What could specific steps be for training the LLM for Smart Data Labeling applications?
The specific steps involved in training an LLM for Smart Labeling applications are both intricate and tailored to the particular needs of each implementation. Generally, the process begins with defining the scope and objectives of the Smart Data Labeling task, including identifying the types of documents or data to be categorized and the categories themselves. Following this, a dataset that represents the diversity of the unstructured data and categories in question is compiled for training. This dataset is then used to fine-tune a pre-existing LLM, adjusting its parameters so that it can accurately predict categories based on the input data. Fine-tuning also involves iterative testing and validation to ensure the model’s predictions meet the desired accuracy and relevance standards. As business requirements evolve, the model may undergo further refinements, with additional training data introduced to adapt to new categorization needs or to improve performance.

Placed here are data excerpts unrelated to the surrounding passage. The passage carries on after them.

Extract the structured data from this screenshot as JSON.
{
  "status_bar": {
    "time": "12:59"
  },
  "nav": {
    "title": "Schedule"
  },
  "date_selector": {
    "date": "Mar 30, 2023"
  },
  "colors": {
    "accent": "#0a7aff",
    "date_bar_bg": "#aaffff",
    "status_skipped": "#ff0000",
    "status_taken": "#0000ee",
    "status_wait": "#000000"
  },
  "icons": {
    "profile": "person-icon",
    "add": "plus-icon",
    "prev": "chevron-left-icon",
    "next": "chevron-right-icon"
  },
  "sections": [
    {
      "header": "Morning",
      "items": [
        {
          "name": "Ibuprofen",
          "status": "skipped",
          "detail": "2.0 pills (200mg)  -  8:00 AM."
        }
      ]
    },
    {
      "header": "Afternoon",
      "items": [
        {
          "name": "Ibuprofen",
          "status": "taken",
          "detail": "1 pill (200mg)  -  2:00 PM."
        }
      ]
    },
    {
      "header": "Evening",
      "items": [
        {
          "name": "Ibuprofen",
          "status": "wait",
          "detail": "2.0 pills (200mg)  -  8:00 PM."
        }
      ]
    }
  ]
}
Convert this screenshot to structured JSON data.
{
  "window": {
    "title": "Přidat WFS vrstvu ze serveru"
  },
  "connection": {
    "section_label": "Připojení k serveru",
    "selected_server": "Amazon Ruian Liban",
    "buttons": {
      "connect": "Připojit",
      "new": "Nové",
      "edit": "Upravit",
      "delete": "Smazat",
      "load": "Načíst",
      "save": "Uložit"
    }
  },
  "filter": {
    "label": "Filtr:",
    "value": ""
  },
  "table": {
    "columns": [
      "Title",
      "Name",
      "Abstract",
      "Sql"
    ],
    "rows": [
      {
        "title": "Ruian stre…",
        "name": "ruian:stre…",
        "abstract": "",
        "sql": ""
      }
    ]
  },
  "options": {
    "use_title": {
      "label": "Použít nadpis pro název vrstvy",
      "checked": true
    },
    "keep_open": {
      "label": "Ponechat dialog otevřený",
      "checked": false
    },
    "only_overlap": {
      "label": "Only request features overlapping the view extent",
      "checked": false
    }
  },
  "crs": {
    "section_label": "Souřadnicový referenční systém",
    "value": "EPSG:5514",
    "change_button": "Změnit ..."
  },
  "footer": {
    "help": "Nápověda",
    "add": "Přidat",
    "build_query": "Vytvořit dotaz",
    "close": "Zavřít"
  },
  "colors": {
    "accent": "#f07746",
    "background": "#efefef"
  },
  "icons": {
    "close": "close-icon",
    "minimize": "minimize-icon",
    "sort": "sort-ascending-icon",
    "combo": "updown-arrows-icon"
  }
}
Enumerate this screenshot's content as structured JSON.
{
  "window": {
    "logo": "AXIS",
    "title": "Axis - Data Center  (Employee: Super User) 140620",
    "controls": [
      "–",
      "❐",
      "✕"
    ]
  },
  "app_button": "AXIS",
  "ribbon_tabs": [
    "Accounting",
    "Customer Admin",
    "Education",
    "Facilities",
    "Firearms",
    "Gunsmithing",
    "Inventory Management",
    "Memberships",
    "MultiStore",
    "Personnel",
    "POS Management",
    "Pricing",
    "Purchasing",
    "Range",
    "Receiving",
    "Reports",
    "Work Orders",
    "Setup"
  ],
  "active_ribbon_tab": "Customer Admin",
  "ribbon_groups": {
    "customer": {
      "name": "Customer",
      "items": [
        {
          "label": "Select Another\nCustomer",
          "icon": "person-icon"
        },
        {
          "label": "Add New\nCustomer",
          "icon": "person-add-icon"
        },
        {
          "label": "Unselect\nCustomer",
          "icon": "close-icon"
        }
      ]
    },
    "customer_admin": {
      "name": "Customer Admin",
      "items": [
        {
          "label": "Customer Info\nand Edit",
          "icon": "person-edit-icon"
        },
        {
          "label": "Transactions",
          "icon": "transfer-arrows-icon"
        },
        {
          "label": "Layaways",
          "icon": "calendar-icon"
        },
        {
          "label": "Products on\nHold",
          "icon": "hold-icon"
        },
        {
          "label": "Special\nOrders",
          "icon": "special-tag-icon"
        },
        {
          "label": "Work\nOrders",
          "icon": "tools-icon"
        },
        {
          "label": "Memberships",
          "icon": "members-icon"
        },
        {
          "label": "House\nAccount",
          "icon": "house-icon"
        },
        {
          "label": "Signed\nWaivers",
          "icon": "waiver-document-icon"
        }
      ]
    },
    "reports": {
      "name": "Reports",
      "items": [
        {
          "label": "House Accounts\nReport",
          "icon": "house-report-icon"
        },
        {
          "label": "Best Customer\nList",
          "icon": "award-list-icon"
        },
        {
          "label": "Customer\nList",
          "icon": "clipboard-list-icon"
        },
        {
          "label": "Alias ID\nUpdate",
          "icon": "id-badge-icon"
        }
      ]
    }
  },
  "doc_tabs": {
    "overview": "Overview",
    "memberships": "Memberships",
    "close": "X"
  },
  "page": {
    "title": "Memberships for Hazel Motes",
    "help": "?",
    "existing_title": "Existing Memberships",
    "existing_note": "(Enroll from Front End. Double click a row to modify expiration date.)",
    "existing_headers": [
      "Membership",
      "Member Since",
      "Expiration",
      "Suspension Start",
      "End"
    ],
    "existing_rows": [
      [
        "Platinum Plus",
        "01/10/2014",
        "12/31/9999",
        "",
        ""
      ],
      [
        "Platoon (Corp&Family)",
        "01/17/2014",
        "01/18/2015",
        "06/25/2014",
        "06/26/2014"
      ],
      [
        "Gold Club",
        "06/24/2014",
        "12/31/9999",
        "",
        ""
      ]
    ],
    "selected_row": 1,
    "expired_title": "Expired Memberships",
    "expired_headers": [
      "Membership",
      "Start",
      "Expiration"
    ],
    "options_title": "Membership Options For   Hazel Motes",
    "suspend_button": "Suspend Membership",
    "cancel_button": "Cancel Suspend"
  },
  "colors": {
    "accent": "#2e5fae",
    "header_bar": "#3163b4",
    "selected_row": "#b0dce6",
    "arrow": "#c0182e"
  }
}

How does the approach ensure privacy and security, especially with sensitive data?
Ensuring privacy and security, especially with sensitive data, is paramount in the deployment of any AI-based system, including those for Smart Data Labeling. The blog post mentions leveraging a fully controlled, dedicated cloud server instance in Europe, hinting at compliance with strict European data protection regulations, such as the General Data Protection Regulation (GDPR). Beyond geographical considerations, protecting sensitive information typically involves encrypting data both at rest and in transit, implementing rigorous access controls to ensure only authorized personnel can access the data, and possibly using techniques like data anonymization to further reduce risks. Additionally, the system might employ audit trails to track data access and modifications, providing transparency over data handling and aiding in compliance with privacy laws. These measures collectively ensure that the Smart Labeling process upholds high standards of privacy and security, addressing concerns about the handling of sensitive or personal information.